Or, You'd Think We Would Guard Our Soul More Jealously
In direct response to a more or less civil discussion about Sharon Jones & the Dap Kings, in which many things were weighed and revealed among friends.
So here's a mix, put together with several things in mind. First of all, it's mainly to rebut the Sharon Jones crowd. Janelle Monae looks to different influences for the most part, and honestly she's not as pertinent to my concerns (sorry for gumming up a Janelle Monae post with my Sharon Jones anxieties, tho Outkast and their ilk have a long history of milking white folk Big Chill nostalgia for crossover success). Anyways: I stayed away from the Classics. That wouldn't be fair. A mix featuring the very best song from each of the artists represented here would be tasteless overkill. The biggest hit on the mix is probably the Aretha track, which was actually a B-side. (The version of "You're No Good" is the original by Dee Dee Warwick and did not chart.)
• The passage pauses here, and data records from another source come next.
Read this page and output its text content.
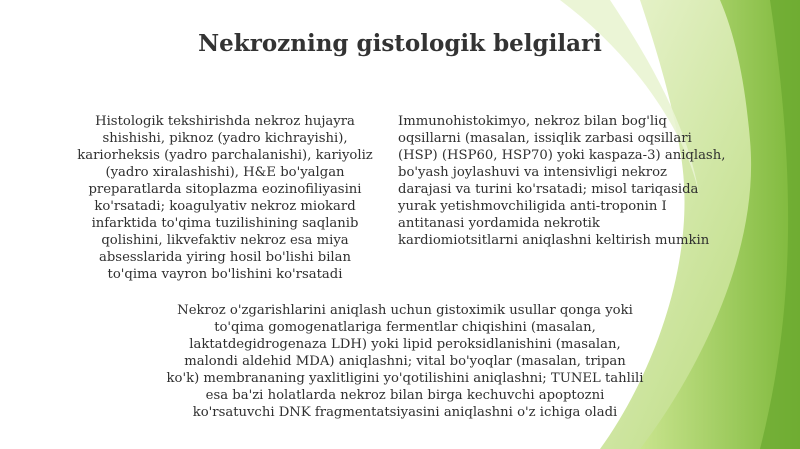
Nekrozning gistologik belgilari

Histologik tekshirishda nekroz hujayra
shishishi, piknoz (yadro kichrayishi),
kariorheksis (yadro parchalanishi), kariyoliz
(yadro xiralashishi), H&E bo'yalgan
preparatlarda sitoplazma eozinofiliyasini
ko'rsatadi; koagulyativ nekroz miokard
infarktida to'qima tuzilishining saqlanib
qolishini, likvefaktiv nekroz esa miya
absesslarida yiring hosil bo'lishi bilan
to'qima vayron bo'lishini ko'rsatadi

Immunohistokimyo, nekroz bilan bog'liq
oqsillarni (masalan, issiqlik zarbasi oqsillari
(HSP) (HSP60, HSP70) yoki kaspaza-3) aniqlash,
bo'yash joylashuvi va intensivligi nekroz
darajasi va turini ko'rsatadi; misol tariqasida
yurak yetishmovchiligida anti-troponin I
antitanasi yordamida nekrotik
kardiomiotsitlarni aniqlashni keltirish mumkin

Nekroz o'zgarishlarini aniqlash uchun gistoximik usullar qonga yoki
to'qima gomogenatlariga fermentlar chiqishini (masalan,
laktatdegidrogenaza LDH) yoki lipid peroksidlanishini (masalan,
malondi aldehid MDA) aniqlashni; vital bo'yoqlar (masalan, tripan
ko'k) membrananing yaxlitligini yo'qotilishini aniqlashni; TUNEL tahlili
esa ba'zi holatlarda nekroz bilan birga kechuvchi apoptozni
ko'rsatuvchi DNK fragmentatsiyasini aniqlashni o'z ichiga oladi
Also, I've purposely avoided simply overwhelming you with vocals, with the exception of the opening and closing tracks, which serve the purposes of 1) asserting Aretha Franklin's place in this discussion without leaning on one of her big tracks and 2) closing on a really strong, ahm, note from a singer who was never the star that her talent warranted. Most of the other vocals are certainly powerful (or at least interesting), but as often as not I've focused on songs, instrumentation, and production. I've stayed away from Motown and other Pop/Soul, as that isn't the sound Sharon Jones and the Dap Kings aim to recreate, generally. I also stopped short of Philly, as that takes us closer to funk than I'm generally comfortable with. I tried to draw from the late sixties and early seventies, since that's the sound you get from SJ&DK.
Nota bene: Although I personally believe that there are hundreds of vintage soul tracks that are better than anything SJ&DK have ever done, turning this discussion into one about quality misses the point, which concerned the politics of nostalgia and the problem of ahistorical music. SJ&DK are just fine. They obvs do good product. Only it's more marketing than music. "Vintage" packaging. A sound (a soul) built to be sold. I'm fine with artifice. I don't need truth in art, just honesty. This cynical marketing of "authenticity" frankly bores me. It's a Baudrillardian soul music, torn free of socio-political context. I just can't imagine that someone like Nelson George could possibly approve.
ALSO: Sharon Jones was 12 years old in 1970, which was around the time the kind of music she makes peaked. Aretha Franklin was 28 and had likely been fucking for over a decade.